This article appeared in Dispatches, a weekly newsletter from ProPublica that shines a light on wrongdoing in America and the journalism of our newsroom. Kramer, a member of ProPublica’s Local Reporting Network, wrote about reporting his recent story “Public schools are the main mental health system for young people in NYC. Where kids land often depends on what their parents can afford.”
In November, we published an article on three New York teenagers who struggled to get mental health services that public schools in the city are legally required to provide. We identified one of these teenagers by her full name and the second by her first name only. For the third teenager, we agreed to use only his middle name and, unlike the other two, to refrain from naming a relative.
We tracked families’ stated preferences for their children’s privacy. But in doing so, we wrestled with difficult questions about how best to serve the readers and children we were writing about.
The norm in journalism is to identify sources by full name whenever possible. Readers deserve to know who is speaking, especially when a source accuses a person or a public system of wrongdoing. And it’s part of our job as journalists to demonstrate why we deserve a reader’s trust. Especially in surveys, credibility is the most important currency we have, and we try to earn it by being as transparent as possible about our reports.
When writing about children with mental health issues, however, things get complicated. During the year that I worked on this series on access to mental health care for children in New YorkI found myself writing about some of the most intimate and painful moments in the lives of people who are not old enough to give informed consent.

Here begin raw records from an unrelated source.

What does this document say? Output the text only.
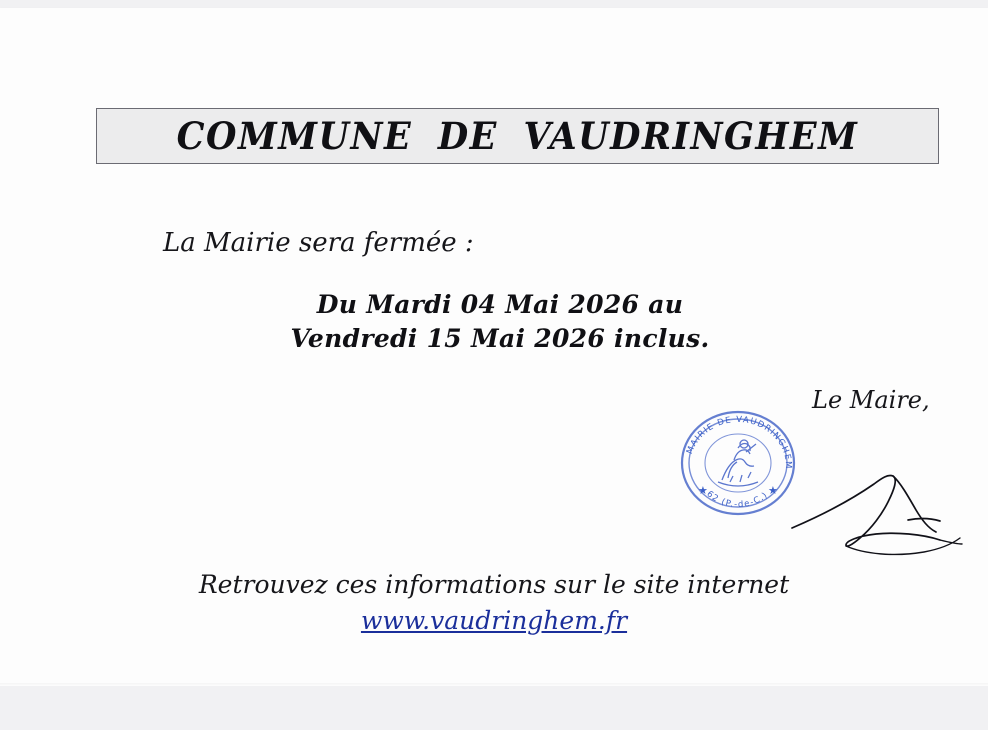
COMMUNE DE VAUDRINGHEM
La Mairie sera fermée :
Du Mardi 04 Mai 2026 au
Vendredi 15 Mai 2026 inclus.
Le Maire,
MAIRIE DE VAUDRINGHEM
62 (P.-de-C.)
★	★
Retrouvez ces informations sur le site internet
www.vaudringhem.fr
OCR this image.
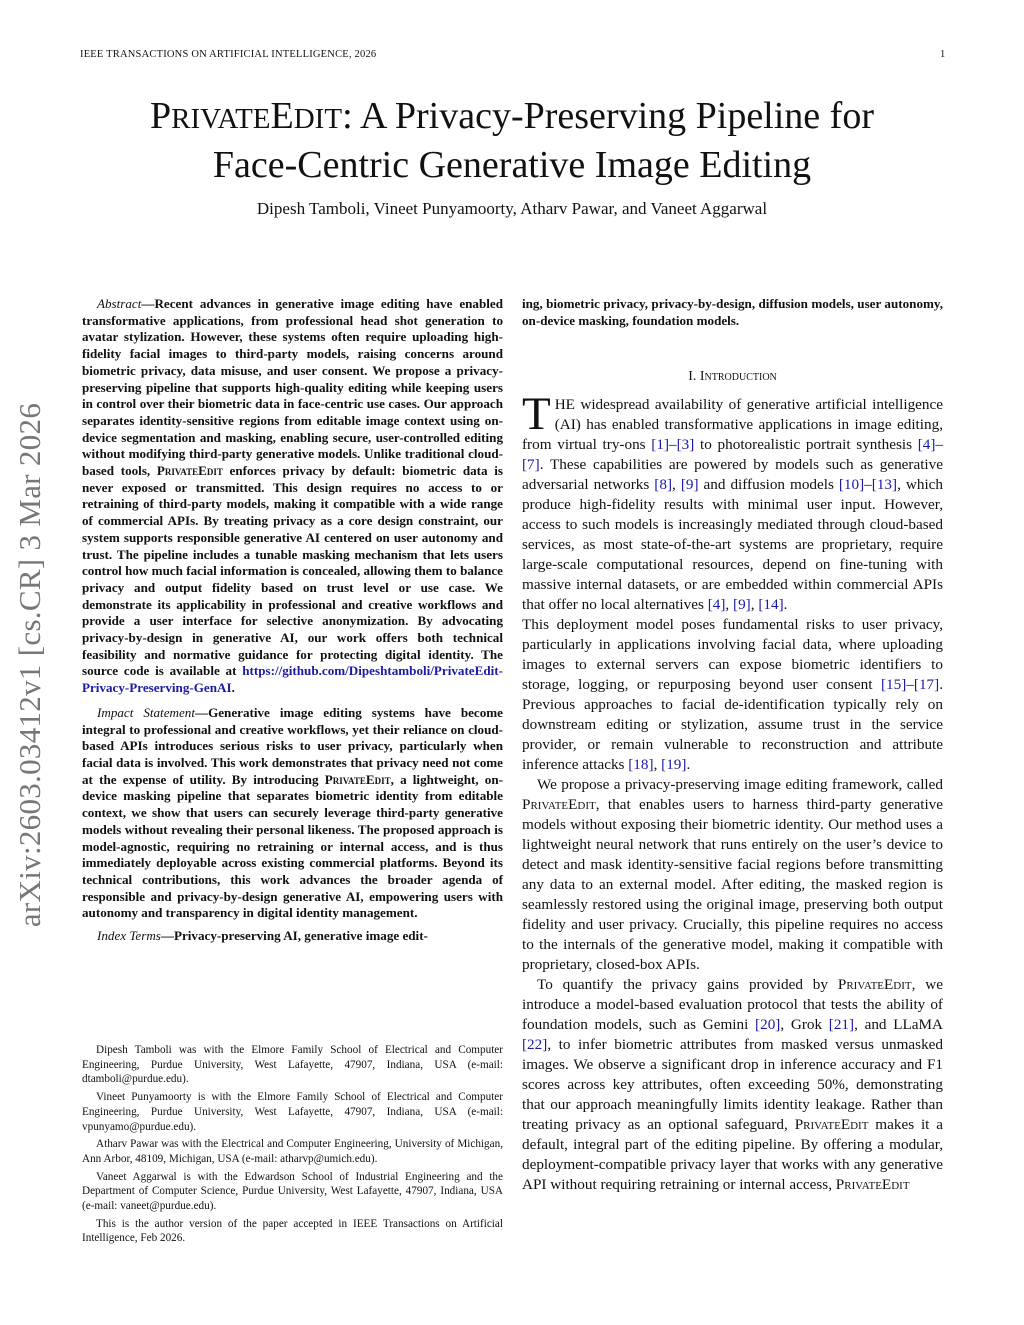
IEEE TRANSACTIONS ON ARTIFICIAL INTELLIGENCE, 2026	1
PRIVATEEDIT: A Privacy-Preserving Pipeline for
Face-Centric Generative Image Editing
Dipesh Tamboli, Vineet Punyamoorty, Atharv Pawar, and Vaneet Aggarwal
arXiv:2603.03412v1 [cs.CR] 3 Mar 2026

Abstract—Recent advances in generative image editing have enabled transformative applications, from professional head shot generation to avatar stylization. However, these systems often require uploading high-fidelity facial images to third-party models, raising concerns around biometric privacy, data misuse, and user consent. We propose a privacy-preserving pipeline that supports high-quality editing while keeping users in control over their biometric data in face-centric use cases. Our approach separates identity-sensitive regions from editable image context using on-device segmentation and masking, enabling secure, user-controlled editing without modifying third-party generative models. Unlike traditional cloud-based tools, PrivateEdit enforces privacy by default: biometric data is never exposed or transmitted. This design requires no access to or retraining of third-party models, making it compatible with a wide range of commercial APIs. By treating privacy as a core design constraint, our system supports responsible generative AI centered on user autonomy and trust. The pipeline includes a tunable masking mechanism that lets users control how much facial information is concealed, allowing them to balance privacy and output fidelity based on trust level or use case. We demonstrate its applicability in professional and creative workflows and provide a user interface for selective anonymization. By advocating privacy-by-design in generative AI, our work offers both technical feasibility and normative guidance for protecting digital identity. The source code is available at https://github.com/Dipeshtamboli/PrivateEdit-Privacy-Preserving-GenAI.

Impact Statement—Generative image editing systems have become integral to professional and creative workflows, yet their reliance on cloud-based APIs introduces serious risks to user privacy, particularly when facial data is involved. This work demonstrates that privacy need not come at the expense of utility. By introducing PrivateEdit, a lightweight, on-device masking pipeline that separates biometric identity from editable context, we show that users can securely leverage third-party generative models without revealing their personal likeness. The proposed approach is model-agnostic, requiring no retraining or internal access, and is thus immediately deployable across existing commercial platforms. Beyond its technical contributions, this work advances the broader agenda of responsible and privacy-by-design generative AI, empowering users with autonomy and transparency in digital identity management.

Index Terms—Privacy-preserving AI, generative image edit-

Dipesh Tamboli was with the Elmore Family School of Electrical and Computer Engineering, Purdue University, West Lafayette, 47907, Indiana, USA (e-mail: dtamboli@purdue.edu).

Vineet Punyamoorty is with the Elmore Family School of Electrical and Computer Engineering, Purdue University, West Lafayette, 47907, Indiana, USA (e-mail: vpunyamo@purdue.edu).

Atharv Pawar was with the Electrical and Computer Engineering, University of Michigan, Ann Arbor, 48109, Michigan, USA (e-mail: atharvp@umich.edu).

Vaneet Aggarwal is with the Edwardson School of Industrial Engineering and the Department of Computer Science, Purdue University, West Lafayette, 47907, Indiana, USA (e-mail: vaneet@purdue.edu).

This is the author version of the paper accepted in IEEE Transactions on Artificial Intelligence, Feb 2026.

ing, biometric privacy, privacy-by-design, diffusion models, user autonomy, on-device masking, foundation models.

I. Introduction

THE widespread availability of generative artificial intelligence (AI) has enabled transformative applications in image editing, from virtual try-ons [1]–[3] to photorealistic portrait synthesis [4]–[7]. These capabilities are powered by models such as generative adversarial networks [8], [9] and diffusion models [10]–[13], which produce high-fidelity results with minimal user input. However, access to such models is increasingly mediated through cloud-based services, as most state-of-the-art systems are proprietary, require large-scale computational resources, depend on fine-tuning with massive internal datasets, or are embedded within commercial APIs that offer no local alternatives [4], [9], [14].

This deployment model poses fundamental risks to user privacy, particularly in applications involving facial data, where uploading images to external servers can expose biometric identifiers to storage, logging, or repurposing beyond user consent [15]–[17]. Previous approaches to facial de-identification typically rely on downstream editing or stylization, assume trust in the service provider, or remain vulnerable to reconstruction and attribute inference attacks [18], [19].

We propose a privacy-preserving image editing framework, called PrivateEdit, that enables users to harness third-party generative models without exposing their biometric identity. Our method uses a lightweight neural network that runs entirely on the user’s device to detect and mask identity-sensitive facial regions before transmitting any data to an external model. After editing, the masked region is seamlessly restored using the original image, preserving both output fidelity and user privacy. Crucially, this pipeline requires no access to the internals of the generative model, making it compatible with proprietary, closed-box APIs.

To quantify the privacy gains provided by PrivateEdit, we introduce a model-based evaluation protocol that tests the ability of foundation models, such as Gemini [20], Grok [21], and LLaMA [22], to infer biometric attributes from masked versus unmasked images. We observe a significant drop in inference accuracy and F1 scores across key attributes, often exceeding 50%, demonstrating that our approach meaningfully limits identity leakage. Rather than treating privacy as an optional safeguard, PrivateEdit makes it a default, integral part of the editing pipeline. By offering a modular, deployment-compatible privacy layer that works with any generative API without requiring retraining or internal access, PrivateEdit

In many cases, I have been able to speak directly to the children I write about, formally or informally. In other cases, it was not possible – either because the children were in crisis, or in a residential program, or simply because they were so tired of the whole subject that they had no interest in it. rehash with me. Young people in the mental health system often have to discuss their worst memories – or the worst things they’ve ever done – with what can seem like an endless stream of admissions specialists, new therapists, school, deans, probation officers, etc. on. There’s a limit to how many times someone wants to tell the story of their suicide attempt or the time they attacked their mother.
The reporting in my most recent article posed an additional ethical dilemma: the family requesting the highest level of anonymity – that of the teenager we identified only by his middle name – was also the family with the greatest financial resources. , a fact that was crucial to the story. By granting their request, were we contributing to the idea that the kid with the most money was the one most deserving of privacy or that he had more to lose? Were we implying that a wealthy family should be more ashamed of mental illness than a poor family?
In the end, we stuck to the policy we’ve used since the beginning of the project, which is that we allow parents and guardians to decide the degree of identification or anonymity of their children.
Parents’ decisions have often been marked by concern: how will their children feel about seeing personal information posted online? Will their family be publicly defined by what we write? Will the story show up in a Google search if a prospective college admissions counselor or employer searches for their child’s name? Will their in-laws see it?
Some parents also worry about retaliation. The universe of care for children with very serious mental health problems is small, and the sickest children are often in the physical care of outside caregivers. What if families have to hand over their children to a hospital or school they have publicly criticized?
There was one thing, however, that every child and parent I spoke to told me why they decided to speak to me: they all wanted to improve the system. Children in mental health crisis face an almost universal set of problems, including underfunded programs, waiting lists for services, constant staff turnover and inadequate care. And yet, these problems are virtually invisible to the outside world. Without exception, the children and parents who appeared in these stories decided they were willing to compromise their privacy in hopes that another family would not have to endure what theirs had done.
“I just hope someone will take care of it – a legislator, an oversight committee, someone will really take care of it,” said Tamara Begel, a mother from Long Island who has spent many hours this year to help me understand it. years-long struggle to get mental health care for her son. “When politicians just hear the numbers, ‘Oh, it’s hundreds or thousands of kids sitting in waiting rooms or psychiatric ERs, waiting for beds’, it’s all too easy to say ‘aww’ and move on. I want them to see that it’s real.
When I first wrote about Begel’s family, she chose to identify herself and her son by their middle names. Shortly after the story was published, however, New York Attorney General Letitia James held a hearing into the statewide lack of access to mental health care, and Begel decided to testify. publicly. Since then, she has become more outspoken in her advocacy for children and families on Long Island.
But the choice to go public with one’s name and story remains difficult, Begel told me recently. “I’m still not 100% comfortable. I still wake up at night wondering if I did the right thing or if it will have a negative effect on my child. Only time will tell.